LEGISLATIVE BUDGET BOARD
Austin, Texas
FISCAL NOTE
75th Regular Session
March 7, 1997
TO: Honorable Rene Oliveira, Chair IN RE: House Bill No. 777
Committee on Economic Development By: Tillery
House
Austin, Texas
FROM: John Keel, Director
In response to your request for a Fiscal Note on HB777 ( Relating
to the authority of a municipality to create an industrial development
corporation and to levy a sales and use tax to carry out the
projects of the corporation.) this office has detemined the
following:
Biennial Net Impact to General Revenue Funds by HB777-As Introduced
Implementing the provisions of the bill could result in negative
fiscal impacts under the various scenarios possible.
The bill would amend the Development Corporation Act of 1979.
Under current law, Section 4B defines an eligible city as a
city in a county with a population of more than 1,100,000, in
which there are more than 40 incorporated cities, and where,
in no area, does the combined state and local sales tax rate
exceed 7.75 percent. This definition of an eligible city is
due to expire on September 1, 1997. The bill would remove the
expiration date provision.
The bill would change the definition
of an eligible city by reducing the number of required incorporated
municipalities from 40 to 29.
Note: This bill would become
effective immediately upon enactment, assuming that it received
the requisite two-thirds majority votes in both houses of the
Legislature.

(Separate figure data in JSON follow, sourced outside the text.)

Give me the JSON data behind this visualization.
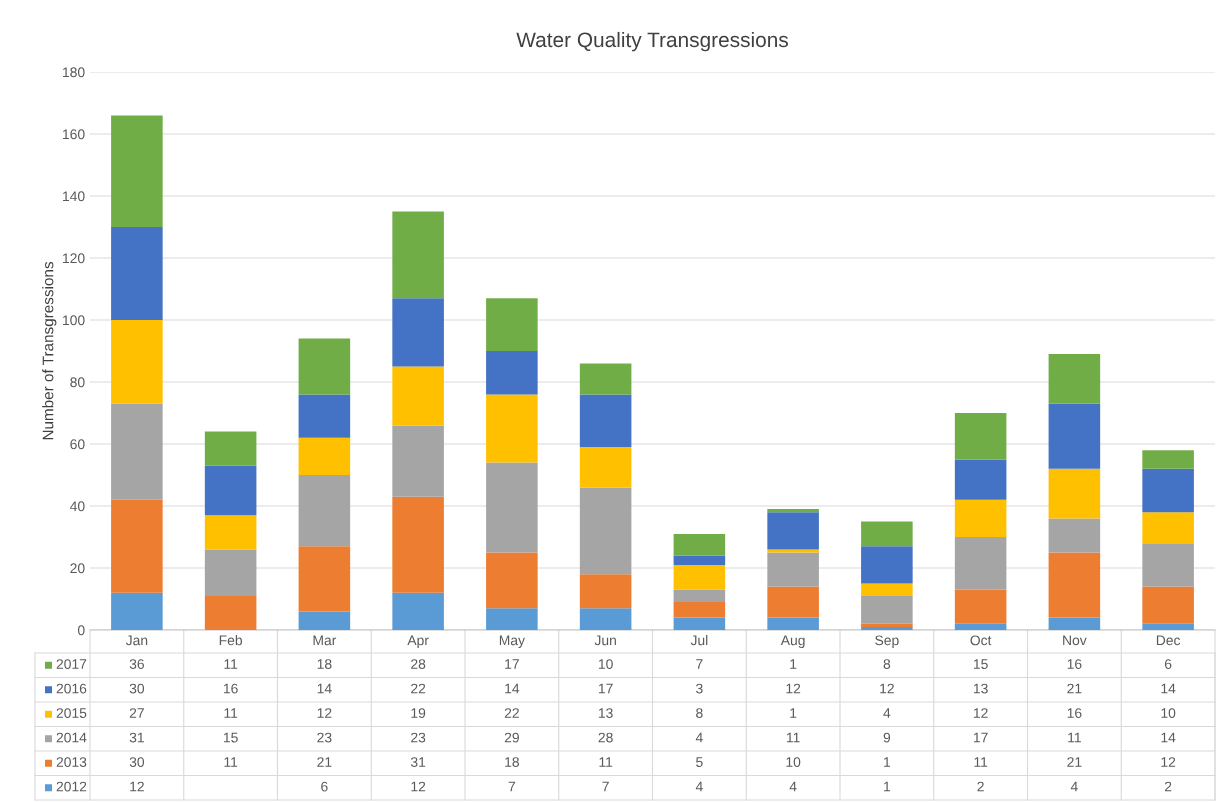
{
  "chart_data": {
    "type": "bar",
    "title": "Water Quality Transgressions",
    "ylabel": "Number of Transgressions",
    "categories": [
      "Jan",
      "Feb",
      "Mar",
      "Apr",
      "May",
      "Jun",
      "Jul",
      "Aug",
      "Sep",
      "Oct",
      "Nov",
      "Dec"
    ],
    "stacked": true,
    "ylim": [
      0,
      180
    ],
    "yticks": [
      0,
      20,
      40,
      60,
      80,
      100,
      120,
      140,
      160,
      180
    ],
    "grid": "y",
    "legend": "bottom",
    "data_labels": true,
    "series": [
      {
        "name": "2012",
        "color": "#5b9bd5",
        "values": [
          12,
          null,
          6,
          12,
          7,
          7,
          4,
          4,
          1,
          2,
          4,
          2
        ]
      },
      {
        "name": "2013",
        "color": "#ed7d31",
        "values": [
          30,
          11,
          21,
          31,
          18,
          11,
          5,
          10,
          1,
          11,
          21,
          12
        ]
      },
      {
        "name": "2014",
        "color": "#a5a5a5",
        "values": [
          31,
          15,
          23,
          23,
          29,
          28,
          4,
          11,
          9,
          17,
          11,
          14
        ]
      },
      {
        "name": "2015",
        "color": "#ffc000",
        "values": [
          27,
          11,
          12,
          19,
          22,
          13,
          8,
          1,
          4,
          12,
          16,
          10
        ]
      },
      {
        "name": "2016",
        "color": "#4472c4",
        "values": [
          30,
          16,
          14,
          22,
          14,
          17,
          3,
          12,
          12,
          13,
          21,
          14
        ]
      },
      {
        "name": "2017",
        "color": "#70ad47",
        "values": [
          36,
          11,
          18,
          28,
          17,
          10,
          7,
          1,
          8,
          15,
          16,
          6
        ]
      }
    ]
  }
}
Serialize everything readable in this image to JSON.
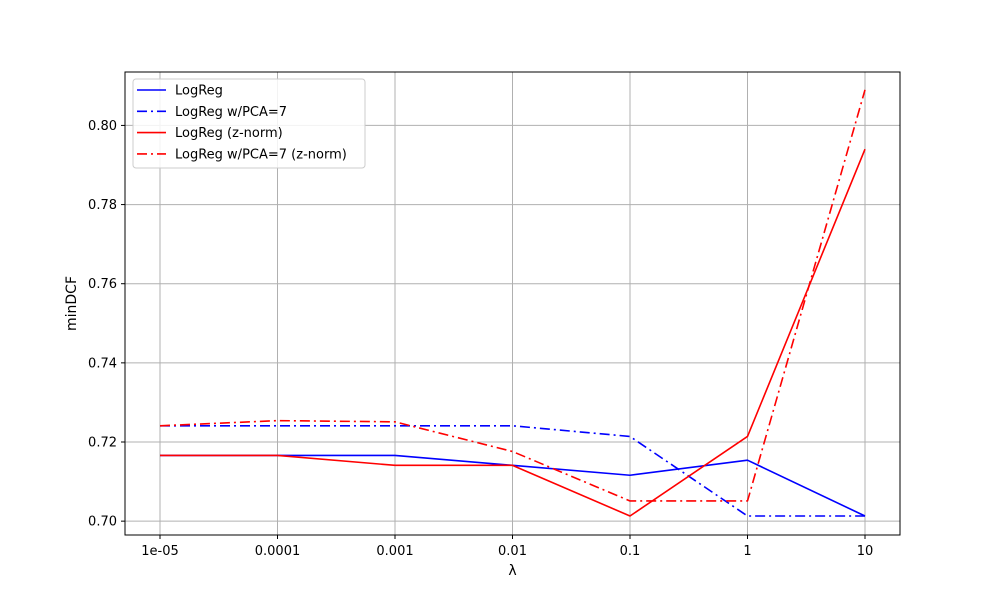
{
  "chart_data": {
    "type": "line",
    "title": "",
    "xlabel": "λ",
    "ylabel": "minDCF",
    "categories": [
      "1e-05",
      "0.0001",
      "0.001",
      "0.01",
      "0.1",
      "1",
      "10"
    ],
    "ylim": [
      0.6965,
      0.8135
    ],
    "yticks": [
      0.7,
      0.72,
      0.74,
      0.76,
      0.78,
      0.8
    ],
    "ytick_labels": [
      "0.70",
      "0.72",
      "0.74",
      "0.76",
      "0.78",
      "0.80"
    ],
    "grid": true,
    "legend_position": "top-left",
    "series": [
      {
        "name": "LogReg",
        "color": "#0000ff",
        "style": "solid",
        "values": [
          0.7166,
          0.7166,
          0.7166,
          0.7141,
          0.7116,
          0.7154,
          0.7013
        ]
      },
      {
        "name": "LogReg w/PCA=7",
        "color": "#0000ff",
        "style": "dashdot",
        "values": [
          0.7241,
          0.7241,
          0.7241,
          0.7241,
          0.7214,
          0.7013,
          0.7013
        ]
      },
      {
        "name": "LogReg (z-norm)",
        "color": "#ff0000",
        "style": "solid",
        "values": [
          0.7166,
          0.7166,
          0.7141,
          0.7141,
          0.7013,
          0.7214,
          0.794
        ]
      },
      {
        "name": "LogReg w/PCA=7 (z-norm)",
        "color": "#ff0000",
        "style": "dashdot",
        "values": [
          0.7241,
          0.7254,
          0.7251,
          0.7176,
          0.7051,
          0.7051,
          0.809
        ]
      }
    ]
  }
}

Otherwise, it would become effective 90 days after
adjournment.
Methodology
This bill could apply to those
cities in four counties--Harris, Dallas, Bexar, and Tarrant--that
do not have a total combined state and local sales tax rate
exceeding 7.75 percent.
The fiscal impact on the state
and on local governments in reduced property tax revenue would
vary depending on which cities and counties enacted the provisions
of the bill and converted taxable property to exempt "public-use
property," as allowed under Section 4B.
Section 403.302,
Government Code, requires the Comptroller to conduct a property
value study to determine the total taxable value for each school
district. Total taxable value is an element in the state's
school funding formula. Passage of the bill could cause a reduction
in a school district's taxable values reported to the Commissioner
of Education by the Comptroller.
When calculating state aid
for public education, the state must recognize the loss in local
property value due to exemptions granted to qualified organizations
within the school district. Depending on a school district's
wealth per student, this could result in an increased cost to
state-funded public education.
The fiscal impact on the state
would depend on the number and amount of local taxable property
removed from the local tax rolls due to being converted to public-use
property, but it is possible to provide a hypothetical example
of such an impact. In a hypothetical school district that qualifies
for both tier-one and tier-two state aid for public education,
it would cost the state one dollar for each dollar of local
school district property tax revenue loss due to the provisions
of the bill. In such a hypothetical school district in which,
for example, $100 million of taxable property would be converted
to public-use property, the probable cost to General Revenue-related
funds during each fiscal year that the property remained off
the local tax rolls would be $1.5 million, based on a tax rate
of $1.50 per $100 of valuation.
Fiscal Impact
The fiscal
impact on the state and on local governments would vary depending
on which cities and counties enacted taxes under the provisions
of the bill.
The fiscal impact on the state would likely
be negative under many scenarios possible under the bill.
The
probable fiscal implications of the bill would continue as long
as the provisions of the bill are in effect.